Si les succès à un tel niveau n’ont pas été légion ces dernières saisons, le champion olympique par équipes a apporté des ajustements à son fonctionnement, comme le confirme Ludovic Escure. “Depuis deux ou trois mois, Kevin a un peu changé d’état d’esprit. Nous avons traversé une importante phase de remise en question l’an passé après les Jeux olympiques (auxquels le Normand n’a pas participé, ndlr) et avons beaucoup discuté. J’ai le sentiment que nous avons trouvé un nouvel élan, grâce notamment à de récents partenariats pour le soin des chevaux avec des machines très développées et une physiothérapeute, Élodie Chenet”, débute-t-il. “Kevin voit une différence depuis que nous avons fait ces ajustements avec des outils très utilisés dans le sport de haut niveau, notamment pour les footballeurs par exemple. L’une de ces machines masse le cheval et permet la relaxation musculo-tendineuse, tandis qu’une autre propose un système de compression active et de cryothérapie, qui accélère la guérison et permet de réduire les douleurs et contractures en favorisant la cicatrisation des tissus notamment. Cela nous a notamment été très bénéfique dans la guérison de Viking(Scuderia 1918 Viking d’la Rousserie, le cheval sur lequel Kevin Staut comptait pour les Jeux olympiques de Tokyo, ndlr). Nous avons aussi un inhalateur qui permet une meilleure oxygénation. Kevin est d’ordinaire assez sceptique quant à l’utilisation de ces systèmes, mais en l’occurrence, il sent une différence sur les chevaux”, détaille le groom. “Élodie est venue avec nous à Vilamoura (où Kevin Staut a concouru pendant trois semaines entre fin janvier et février, ndlr), où elle a beaucoup œuvré pour que les chevaux se sentent bien. Pour l’anecdote, elle avait loupé la victoire de Cheppetta à Vilamoura bien qu’elle ait essayé de retarder au maximum son départ du concours pour l’aéroport, ce qui lui avait d’ailleurs fait louper son avion ! Le jour du Grand Prix du Saut Hermès, l’horaire de son avion ne lui permettait pas non plus d’assister au barrage. Avant l’épreuve, je lui ai donc dit de décaler son vol afin que l’histoire ne se répète pas. Il se trouve qu’elle a bien fait, car elle a pu voir Cheppetta gagner !”, raconte aussi Ludovic. 
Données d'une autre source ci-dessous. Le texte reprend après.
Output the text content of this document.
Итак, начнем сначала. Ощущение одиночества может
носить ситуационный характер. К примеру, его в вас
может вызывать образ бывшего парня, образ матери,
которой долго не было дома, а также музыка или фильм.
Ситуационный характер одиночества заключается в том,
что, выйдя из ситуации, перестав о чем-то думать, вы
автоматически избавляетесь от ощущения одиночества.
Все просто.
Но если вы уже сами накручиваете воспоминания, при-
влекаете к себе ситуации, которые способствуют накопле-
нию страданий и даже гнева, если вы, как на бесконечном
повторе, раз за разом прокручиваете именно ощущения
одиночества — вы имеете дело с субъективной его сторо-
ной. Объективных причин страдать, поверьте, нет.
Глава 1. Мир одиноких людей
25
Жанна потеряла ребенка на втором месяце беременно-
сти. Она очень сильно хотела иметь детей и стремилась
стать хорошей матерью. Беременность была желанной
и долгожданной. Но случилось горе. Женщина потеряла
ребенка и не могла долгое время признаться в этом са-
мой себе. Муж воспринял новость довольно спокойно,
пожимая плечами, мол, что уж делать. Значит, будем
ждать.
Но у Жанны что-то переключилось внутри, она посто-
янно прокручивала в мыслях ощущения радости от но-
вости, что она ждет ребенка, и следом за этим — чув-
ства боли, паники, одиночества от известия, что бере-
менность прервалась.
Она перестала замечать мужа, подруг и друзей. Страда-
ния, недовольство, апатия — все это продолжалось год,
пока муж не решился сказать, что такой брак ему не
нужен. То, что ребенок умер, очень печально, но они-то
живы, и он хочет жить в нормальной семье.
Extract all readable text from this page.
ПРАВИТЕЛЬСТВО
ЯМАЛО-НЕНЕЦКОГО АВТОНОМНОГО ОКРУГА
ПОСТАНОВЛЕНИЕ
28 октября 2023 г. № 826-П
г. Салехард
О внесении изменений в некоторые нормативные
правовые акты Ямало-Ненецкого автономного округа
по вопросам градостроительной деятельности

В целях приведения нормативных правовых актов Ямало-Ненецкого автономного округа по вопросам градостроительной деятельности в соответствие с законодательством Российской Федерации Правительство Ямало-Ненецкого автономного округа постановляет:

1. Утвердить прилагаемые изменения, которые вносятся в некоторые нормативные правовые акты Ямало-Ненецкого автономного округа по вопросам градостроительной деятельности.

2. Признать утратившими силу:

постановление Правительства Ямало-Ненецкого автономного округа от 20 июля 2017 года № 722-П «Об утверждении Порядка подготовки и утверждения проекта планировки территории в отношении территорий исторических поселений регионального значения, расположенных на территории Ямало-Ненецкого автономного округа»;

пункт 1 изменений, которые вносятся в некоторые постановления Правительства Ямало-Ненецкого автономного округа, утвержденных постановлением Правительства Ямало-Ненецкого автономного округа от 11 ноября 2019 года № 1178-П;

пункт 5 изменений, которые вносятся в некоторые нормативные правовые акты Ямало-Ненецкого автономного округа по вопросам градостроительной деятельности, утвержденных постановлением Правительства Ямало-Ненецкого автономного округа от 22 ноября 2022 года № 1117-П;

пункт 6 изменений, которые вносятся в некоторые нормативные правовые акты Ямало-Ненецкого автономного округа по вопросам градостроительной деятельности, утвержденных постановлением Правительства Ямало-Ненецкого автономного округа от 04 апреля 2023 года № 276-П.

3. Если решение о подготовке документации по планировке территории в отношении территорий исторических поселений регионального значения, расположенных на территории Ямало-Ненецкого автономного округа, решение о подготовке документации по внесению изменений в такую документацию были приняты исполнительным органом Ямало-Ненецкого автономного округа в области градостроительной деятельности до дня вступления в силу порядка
Comme l’avait confié Kevin Staut à GRANDPRIX, il a retrouvé Cheppetta très en forme à Vilamoura, en début d’année. “Au Portugal, j’ai vu Kevin sortir de piste avec Cheppetta de petites épreuves préparatoires avec le genre de sourire enthousiaste qu’il avait avec Rêveur (de Hurtebise*HDC, qui l’a mené jusqu’à l’or olympique par équipes en 2016, ndlr). Là-bas, il avait déjà dit qu’elle était exceptionnelle avant même de remporter le Grand Prix (3*, le 13 février, ndlr)”, décrit le groom. “À la suite de sa pause, il l’a retrouvée complètement différente et clé en main grâce au travail remarquable de l’équipe de Château Bacon et leur cavalière Laura Rayjasse (après avoir des connu des soucis oculaires, la baie avait repris la compétition avec cette dernière, ndlr). Nous l’avons récupérée avec une envie de sauter qu’elle avait perdue. Kevin a tout de suite vu à Vilamoura qu’elle était très différente. Il adore la monter depuis qu’elle est revenue. Cette victoire au Portugal l’a encore plus conforté dans l’idée qu’elle était prête. En sortie de piste, il m’a dit avec un sourire assez révélateur qu’elle était « de la même trempe que Silvana ». Il est vrai que toutes deux ont des points communs ; elles sont grandes et un peu raides. Il l’aime beaucoup!”, complète-t-il.  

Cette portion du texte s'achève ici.